El renacimiento de la aromaterapia


Francia ocupa, sin duda, el primer lugar en la historia moderna de la aromaterapia. Antes de nada, conviene recordar la relevancia de la región de Grasse en el arte de la perfumería. Curiosamente, además, el propio término aromaterapia fue acuñado en 1928 por René Maurice Gattefossé, en la misma época en que Alexander Fleming desarrollaba sus trabajos sobre penicilina.

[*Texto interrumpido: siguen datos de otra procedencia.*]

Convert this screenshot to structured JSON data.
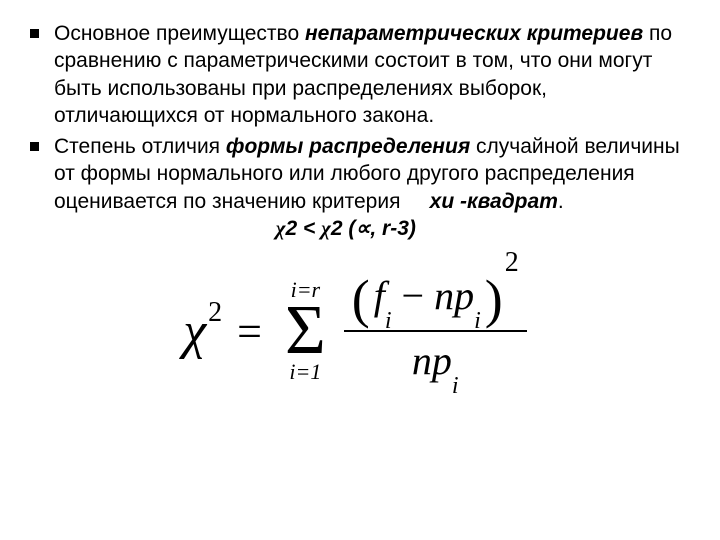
{
  "bullets": [
    {
      "pre": "Основное преимущество ",
      "bold1": "непараметрических критериев",
      "mid": " по сравнению с параметрическими состоит в том, что они могут быть использованы при распределениях выборок, отличающихся от нормального закона."
    },
    {
      "pre": "Степень отличия ",
      "bold1": "формы распределения",
      "mid": " случайной величины от формы нормального или любого другого распределения оценивается по значению критерия ",
      "bold2": "хи -квадрат",
      "tail": ".",
      "inequality_pre": "χ",
      "inequality": "2 < ",
      "inequality_chi2": "χ",
      "inequality_args": "2 (∝, r-3)"
    }
  ],
  "formula": {
    "chi": "χ",
    "sq": "2",
    "eq": "=",
    "sigma_top": "i=r",
    "sigma": "Σ",
    "sigma_bottom": "i=1",
    "num_lparen": "(",
    "num_f": "f",
    "num_i1": "i",
    "num_minus": " − ",
    "num_np": "np",
    "num_i2": "i",
    "num_rparen": ")",
    "num_sq": "2",
    "den_np": "np",
    "den_i": "i"
  },
  "styles": {
    "text_color": "#000000",
    "bg_color": "#ffffff",
    "bullet_size": 9,
    "text_fontsize": 21,
    "formula_fontsize": 44
  }
}
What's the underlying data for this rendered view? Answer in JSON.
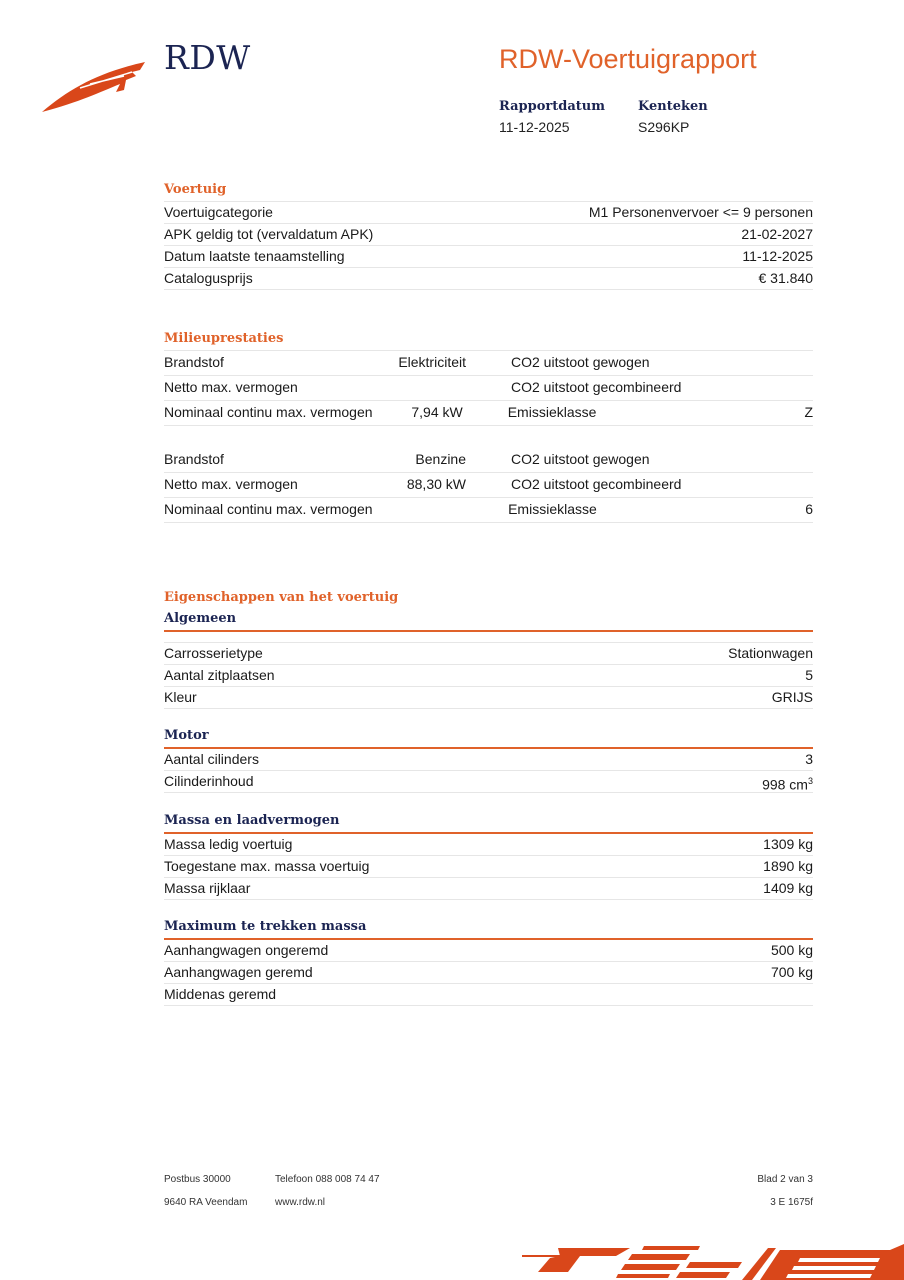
{
  "header": {
    "logo_text": "RDW",
    "title": "RDW-Voertuigrapport",
    "report_date_label": "Rapportdatum",
    "report_date": "11-12-2025",
    "plate_label": "Kenteken",
    "plate": "S296KP"
  },
  "voertuig": {
    "title": "Voertuig",
    "rows": [
      {
        "label": "Voertuigcategorie",
        "value": "M1 Personenvervoer <= 9 personen"
      },
      {
        "label": "APK geldig tot (vervaldatum APK)",
        "value": "21-02-2027"
      },
      {
        "label": "Datum laatste tenaamstelling",
        "value": "11-12-2025"
      },
      {
        "label": "Catalogusprijs",
        "value": "€ 31.840"
      }
    ]
  },
  "milieu": {
    "title": "Milieuprestaties",
    "blocks": [
      [
        {
          "l1": "Brandstof",
          "v1": "Elektriciteit",
          "l2": "CO2 uitstoot gewogen",
          "v2": ""
        },
        {
          "l1": "Netto max. vermogen",
          "v1": "",
          "l2": "CO2 uitstoot gecombineerd",
          "v2": ""
        },
        {
          "l1": "Nominaal continu max. vermogen",
          "v1": "7,94 kW",
          "l2": "Emissieklasse",
          "v2": "Z"
        }
      ],
      [
        {
          "l1": "Brandstof",
          "v1": "Benzine",
          "l2": "CO2 uitstoot gewogen",
          "v2": ""
        },
        {
          "l1": "Netto max. vermogen",
          "v1": "88,30 kW",
          "l2": "CO2 uitstoot gecombineerd",
          "v2": ""
        },
        {
          "l1": "Nominaal continu max. vermogen",
          "v1": "",
          "l2": "Emissieklasse",
          "v2": "6"
        }
      ]
    ]
  },
  "eigenschappen": {
    "title": "Eigenschappen van het voertuig",
    "groups": [
      {
        "title": "Algemeen",
        "rows": [
          {
            "label": "Carrosserietype",
            "value": "Stationwagen"
          },
          {
            "label": "Aantal zitplaatsen",
            "value": "5"
          },
          {
            "label": "Kleur",
            "value": "GRIJS"
          }
        ]
      },
      {
        "title": "Motor",
        "rows": [
          {
            "label": "Aantal cilinders",
            "value": "3"
          },
          {
            "label": "Cilinderinhoud",
            "value": "998 cm",
            "sup": "3"
          }
        ]
      },
      {
        "title": "Massa en laadvermogen",
        "rows": [
          {
            "label": "Massa ledig voertuig",
            "value": "1309 kg"
          },
          {
            "label": "Toegestane max. massa voertuig",
            "value": "1890 kg"
          },
          {
            "label": "Massa rijklaar",
            "value": "1409 kg"
          }
        ]
      },
      {
        "title": "Maximum te trekken massa",
        "rows": [
          {
            "label": "Aanhangwagen ongeremd",
            "value": "500 kg"
          },
          {
            "label": "Aanhangwagen geremd",
            "value": "700 kg"
          },
          {
            "label": "Middenas geremd",
            "value": ""
          }
        ]
      }
    ]
  },
  "footer": {
    "postbus": "Postbus 30000",
    "city": "9640 RA Veendam",
    "phone": "Telefoon 088 008 74 47",
    "web": "www.rdw.nl",
    "page": "Blad 2 van 3",
    "code": "3 E 1675f"
  },
  "colors": {
    "accent": "#e0622a",
    "navy": "#1b2452"
  }
}
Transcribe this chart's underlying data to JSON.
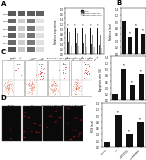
{
  "panel_A_bar": {
    "groups": [
      "Nrf2",
      "HO-1",
      "NQO1",
      "GCLC",
      "GCLM"
    ],
    "series": {
      "Control": [
        1.0,
        1.0,
        1.0,
        1.0,
        1.0
      ],
      "LPS": [
        0.45,
        0.42,
        0.4,
        0.38,
        0.35
      ],
      "quercetin+LPS+siNC": [
        0.85,
        0.8,
        0.78,
        0.75,
        0.72
      ],
      "quercetin+LPS+siNrf2": [
        0.3,
        0.28,
        0.26,
        0.24,
        0.22
      ]
    },
    "colors": [
      "#111111",
      "#444444",
      "#888888",
      "#cccccc"
    ],
    "ylim": [
      0,
      1.8
    ],
    "ylabel": "Relative expression"
  },
  "panel_B_bar": {
    "categories": [
      "Control",
      "LPS",
      "quercetin\n+LPS+siNC",
      "quercetin\n+LPS+siNrf2"
    ],
    "values": [
      1.0,
      0.52,
      0.78,
      0.62
    ],
    "color": "#111111",
    "ylim": [
      0,
      1.4
    ],
    "ylabel": "Relative level"
  },
  "panel_C_bar": {
    "categories": [
      "Control",
      "LPS",
      "quercetin\n+LPS+siNC",
      "quercetin\n+LPS+siNrf2"
    ],
    "values": [
      0.18,
      1.0,
      0.48,
      0.82
    ],
    "color": "#111111",
    "ylim": [
      0,
      1.4
    ],
    "ylabel": "Apoptosis rate (%)"
  },
  "panel_D_bar": {
    "categories": [
      "Control",
      "LPS",
      "quercetin\n+LPS+siNC",
      "quercetin\n+LPS+siNrf2"
    ],
    "values": [
      0.15,
      1.0,
      0.4,
      0.78
    ],
    "color": "#111111",
    "ylim": [
      0,
      1.4
    ],
    "ylabel": "ROS level"
  },
  "wb_row_labels": [
    "Nrf2",
    "HO-1",
    "NQO1",
    "GCLC",
    "GCLM",
    "β-actin"
  ],
  "wb_lane_labels": [
    "Control",
    "LPS",
    "quercetin+\nLPS+siNC",
    "quercetin+\nLPS+siNrf2"
  ],
  "flow_labels": [
    "Control",
    "LPS",
    "quercetin + LPS + siNC",
    "quercetin + LPS + siNrf2"
  ],
  "microscopy_labels": [
    "Control",
    "LPS",
    "quercetin + LPS + siNC",
    "quercetin + LPS + siNrf2"
  ],
  "background": "#ffffff",
  "text_color": "#000000",
  "panel_labels": [
    "A",
    "B",
    "C",
    "D"
  ]
}
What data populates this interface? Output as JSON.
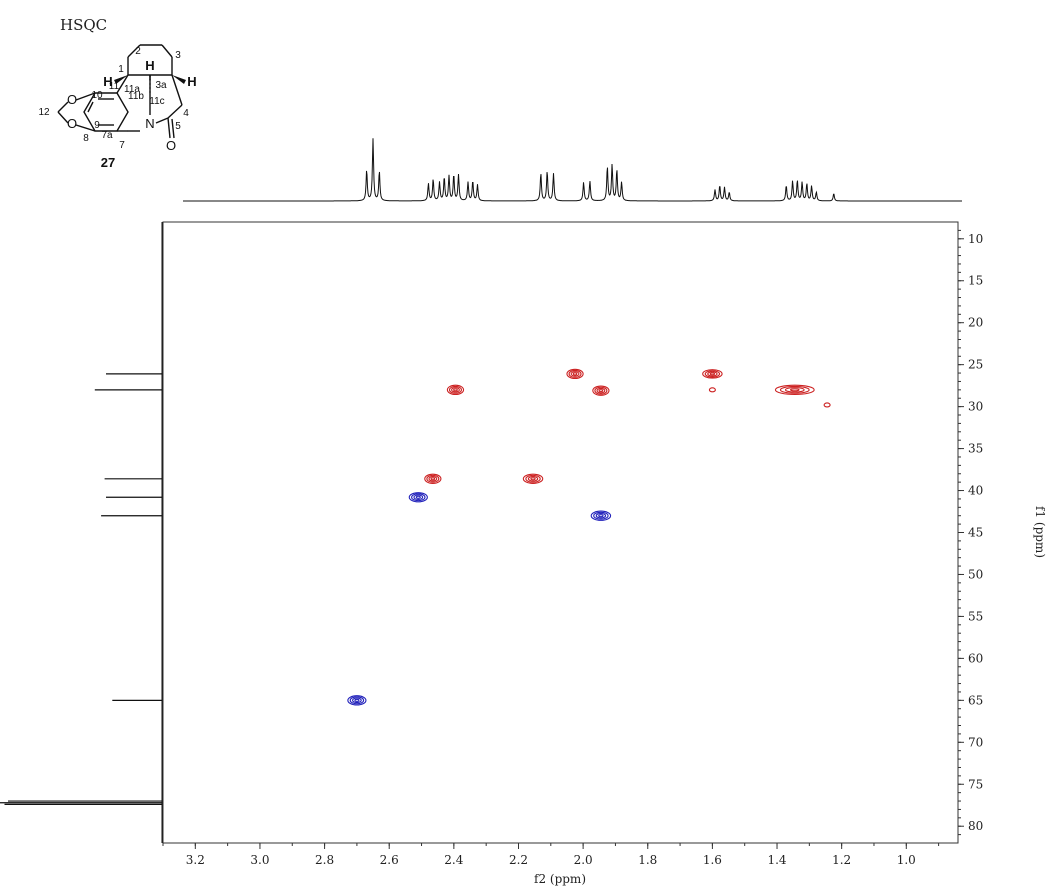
{
  "chart_data": {
    "type": "heatmap",
    "title": "HSQC",
    "xlabel": "f2 (ppm)",
    "ylabel": "f1 (ppm)",
    "xlim": [
      3.3,
      0.84
    ],
    "ylim": [
      8,
      82
    ],
    "x_ticks": [
      "3.2",
      "3.0",
      "2.8",
      "2.6",
      "2.4",
      "2.2",
      "2.0",
      "1.8",
      "1.6",
      "1.4",
      "1.2",
      "1.0"
    ],
    "y_ticks": [
      "10",
      "15",
      "20",
      "25",
      "30",
      "35",
      "40",
      "45",
      "50",
      "55",
      "60",
      "65",
      "70",
      "75",
      "80"
    ],
    "series": [
      {
        "color": "#cc2222",
        "peaks": [
          {
            "x": 2.395,
            "y": 28.0,
            "w": 0.025,
            "h": 0.55
          },
          {
            "x": 2.025,
            "y": 26.1,
            "w": 0.025,
            "h": 0.55
          },
          {
            "x": 1.945,
            "y": 28.1,
            "w": 0.025,
            "h": 0.55
          },
          {
            "x": 1.6,
            "y": 26.1,
            "w": 0.03,
            "h": 0.5
          },
          {
            "x": 1.6,
            "y": 28.0,
            "w": 0.005,
            "h": 0.15
          },
          {
            "x": 1.345,
            "y": 28.0,
            "w": 0.06,
            "h": 0.55
          },
          {
            "x": 1.245,
            "y": 29.8,
            "w": 0.004,
            "h": 0.18
          },
          {
            "x": 2.465,
            "y": 38.6,
            "w": 0.025,
            "h": 0.55
          },
          {
            "x": 2.155,
            "y": 38.6,
            "w": 0.03,
            "h": 0.55
          }
        ]
      },
      {
        "color": "#2222bb",
        "peaks": [
          {
            "x": 2.51,
            "y": 40.8,
            "w": 0.028,
            "h": 0.55
          },
          {
            "x": 1.945,
            "y": 43.0,
            "w": 0.03,
            "h": 0.55
          },
          {
            "x": 2.7,
            "y": 65.0,
            "w": 0.028,
            "h": 0.55
          }
        ]
      }
    ],
    "projection_f2": {
      "peaks": [
        {
          "x": 2.72,
          "h": 0.5
        },
        {
          "x": 2.7,
          "h": 1.0
        },
        {
          "x": 2.68,
          "h": 0.48
        },
        {
          "x": 2.525,
          "h": 0.28
        },
        {
          "x": 2.51,
          "h": 0.35
        },
        {
          "x": 2.49,
          "h": 0.3
        },
        {
          "x": 2.475,
          "h": 0.38
        },
        {
          "x": 2.46,
          "h": 0.4
        },
        {
          "x": 2.445,
          "h": 0.42
        },
        {
          "x": 2.43,
          "h": 0.42
        },
        {
          "x": 2.4,
          "h": 0.3
        },
        {
          "x": 2.385,
          "h": 0.32
        },
        {
          "x": 2.37,
          "h": 0.26
        },
        {
          "x": 2.17,
          "h": 0.45
        },
        {
          "x": 2.15,
          "h": 0.48
        },
        {
          "x": 2.13,
          "h": 0.44
        },
        {
          "x": 2.035,
          "h": 0.3
        },
        {
          "x": 2.015,
          "h": 0.32
        },
        {
          "x": 1.96,
          "h": 0.55
        },
        {
          "x": 1.945,
          "h": 0.58
        },
        {
          "x": 1.93,
          "h": 0.5
        },
        {
          "x": 1.915,
          "h": 0.3
        },
        {
          "x": 1.62,
          "h": 0.18
        },
        {
          "x": 1.605,
          "h": 0.25
        },
        {
          "x": 1.59,
          "h": 0.22
        },
        {
          "x": 1.575,
          "h": 0.14
        },
        {
          "x": 1.395,
          "h": 0.25
        },
        {
          "x": 1.375,
          "h": 0.32
        },
        {
          "x": 1.36,
          "h": 0.33
        },
        {
          "x": 1.345,
          "h": 0.3
        },
        {
          "x": 1.33,
          "h": 0.28
        },
        {
          "x": 1.315,
          "h": 0.24
        },
        {
          "x": 1.3,
          "h": 0.14
        },
        {
          "x": 1.245,
          "h": 0.12
        }
      ]
    },
    "projection_f1": {
      "peaks": [
        {
          "y": 26.1,
          "h": 0.8
        },
        {
          "y": 28.0,
          "h": 0.96
        },
        {
          "y": 38.6,
          "h": 0.82
        },
        {
          "y": 40.8,
          "h": 0.8
        },
        {
          "y": 43.0,
          "h": 0.87
        },
        {
          "y": 65.0,
          "h": 0.71
        },
        {
          "y": 77.0,
          "h": 2.2
        },
        {
          "y": 77.2,
          "h": 2.4
        },
        {
          "y": 77.4,
          "h": 2.25
        }
      ]
    }
  },
  "structure": {
    "compound_number": "27",
    "atom_labels": {
      "c1": "1",
      "c2": "2",
      "c3": "3",
      "c3a": "3a",
      "c4": "4",
      "c5": "5",
      "c7": "7",
      "c7a": "7a",
      "c8": "8",
      "c9": "9",
      "c10": "10",
      "c11": "11",
      "c11a": "11a",
      "c11b": "11b",
      "c11c": "11c",
      "c12": "12"
    },
    "heteroatoms": {
      "n": "N",
      "o_carbonyl": "O",
      "o_top": "O",
      "o_bottom": "O"
    },
    "hydrogens": {
      "h11b": "H",
      "h11c": "H",
      "h3a": "H"
    }
  }
}
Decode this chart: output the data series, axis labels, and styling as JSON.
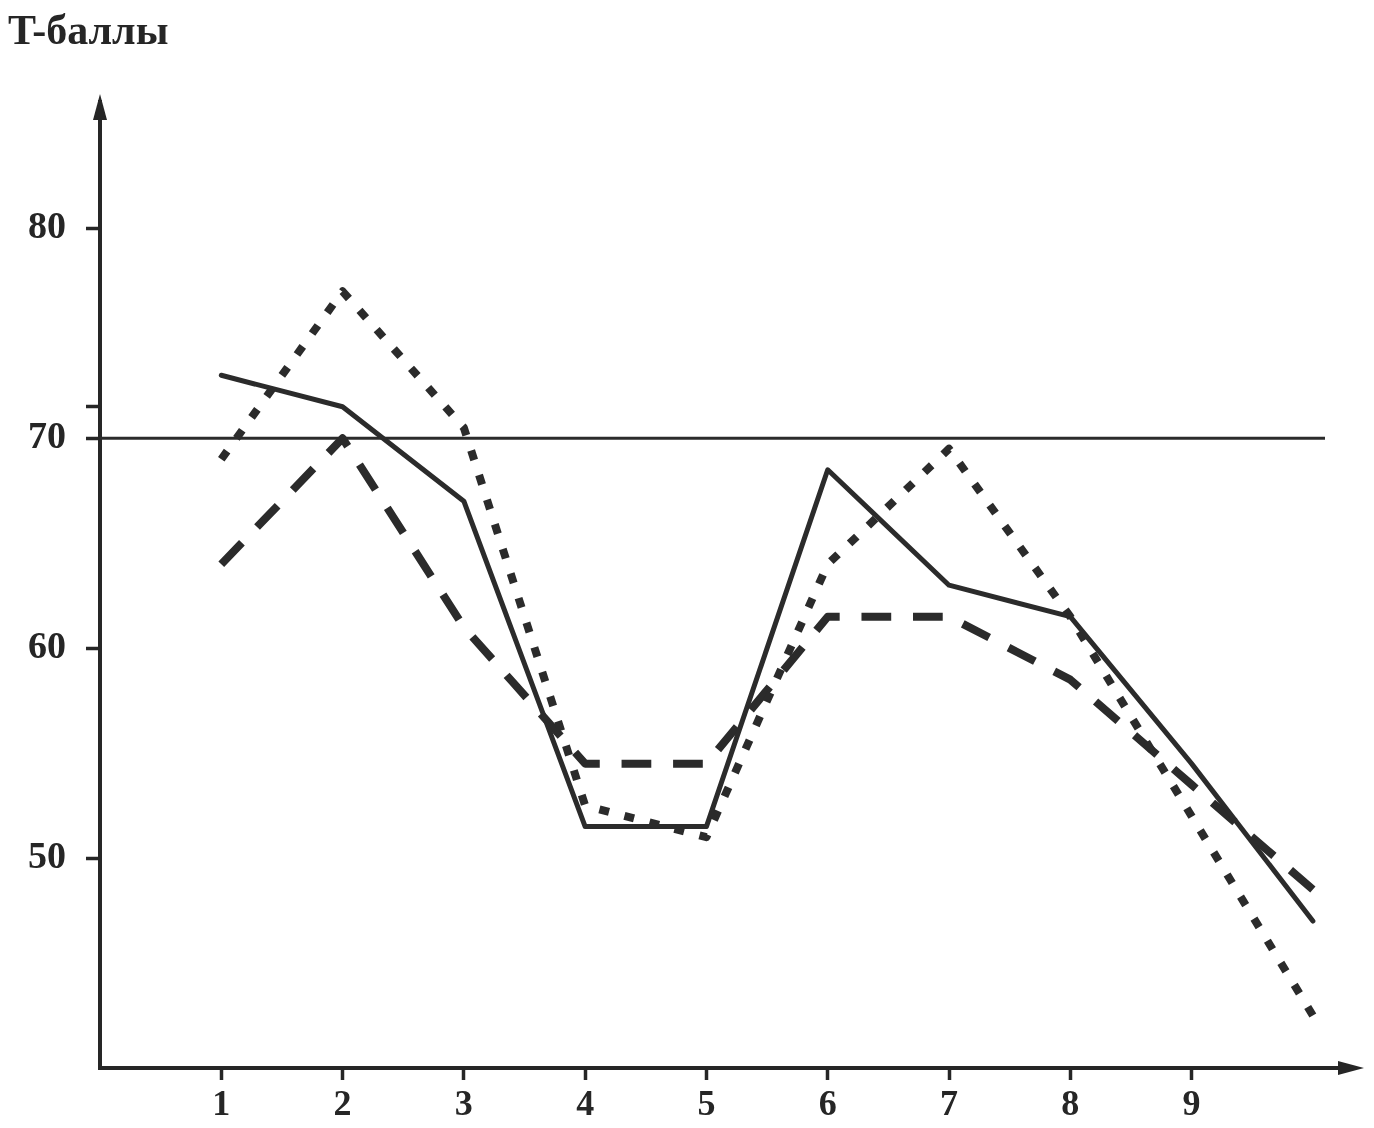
{
  "chart_data": {
    "type": "line",
    "ylabel": "T-баллы",
    "x": [
      1,
      2,
      3,
      4,
      5,
      6,
      7,
      8,
      9,
      10
    ],
    "xlim": [
      0,
      10.1
    ],
    "xticks": [
      1,
      2,
      3,
      4,
      5,
      6,
      7,
      8,
      9
    ],
    "ylim": [
      40,
      86
    ],
    "yticks": [
      80,
      {
        "value": 71.5,
        "label": null
      },
      70,
      60,
      50
    ],
    "series": [
      {
        "color": "#2b2b2b",
        "line_style": "solid",
        "values": [
          73,
          71.5,
          67,
          51.5,
          51.5,
          68.5,
          63,
          61.5,
          54.5,
          47
        ]
      },
      {
        "color": "#2b2b2b",
        "line_style": "dotted",
        "values": [
          69,
          77,
          70.5,
          52.5,
          51,
          64,
          69.5,
          61.5,
          52,
          42.5
        ]
      },
      {
        "color": "#2b2b2b",
        "line_style": "dashed",
        "values": [
          64,
          70,
          61,
          54.5,
          54.5,
          61.5,
          61.5,
          58.5,
          53.5,
          48.5
        ]
      }
    ],
    "ref_lines": [
      {
        "axis": "y",
        "value": 70,
        "color": "#2b2b2b",
        "line_style": "solid"
      }
    ]
  }
}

Gattefossé era un químico perfumista lionés que trabajó en sus investigaciones durante varias décadas. Según una célebre anécdota, se hizo una grave quemadura en la mano al producirse una explosión en su laboratorio; como enseguida la sumergió en un recipiente lleno de aceite de lavanda pudo observar que se producía curación sumamente rápida, sin infección ni cicatriz alguna. En 1931 publicó Aromathérapie, libro en el que describe sus experiencias y descubrimientos. Gattefossé fue el primero en establecer relaciones estructurales de los componentes aromáticos y en codificar las grandes propiedades de los aromas naturales : antitóxico, antiséptico, tonificante , estimulante, calmante….Ya en ese momento, anunció que en el futuro no podría sino reservar un papel preponderante a esa terapia, que es la que puede observarse hoy en día. También en la región de Lyon, el farmaceútico Sevelinge, dedicó su vida a desarrollar la aromaterapia, tanto en la medicina humana como en la veterinaria. Después de Gatefossé, Marguerite Maury inició una corriente orientada a la belleza, el bienestar y la prolongación de la juventud que arraigó con fuerza en Gran Bretaña. En este país siguen desarrollándose todavía hoy numerosas Schools of aromatherapy, aunque de momento quedan fuera del ámbito de la medicina. En el renacimiento de la corriente francesa, hay que mencionar obligatoriamente a Jean Valnet, que fue el responsable de divulgar el extraordinario poder curativo de los aceites esenciales, en los años sesenta. En Valnet y su Aromathérapie se encuentra, sin lugar a dudas, el origen de la nueva oleada de interés, en este caso de la gente de a pie, por las esencias y los aceites esenciales. Más tarde, las escuelas de sus “ Dizzypulos “ , J.C Lapraz, C. Duraffourd, d’ Hervincourt y Belaiche, así como diversas agrupaciones más repartidas por todo el país, llevaron a cabo trabajos de profundización sobre la actividad antiinfecciosa de las sustancias aromáticas.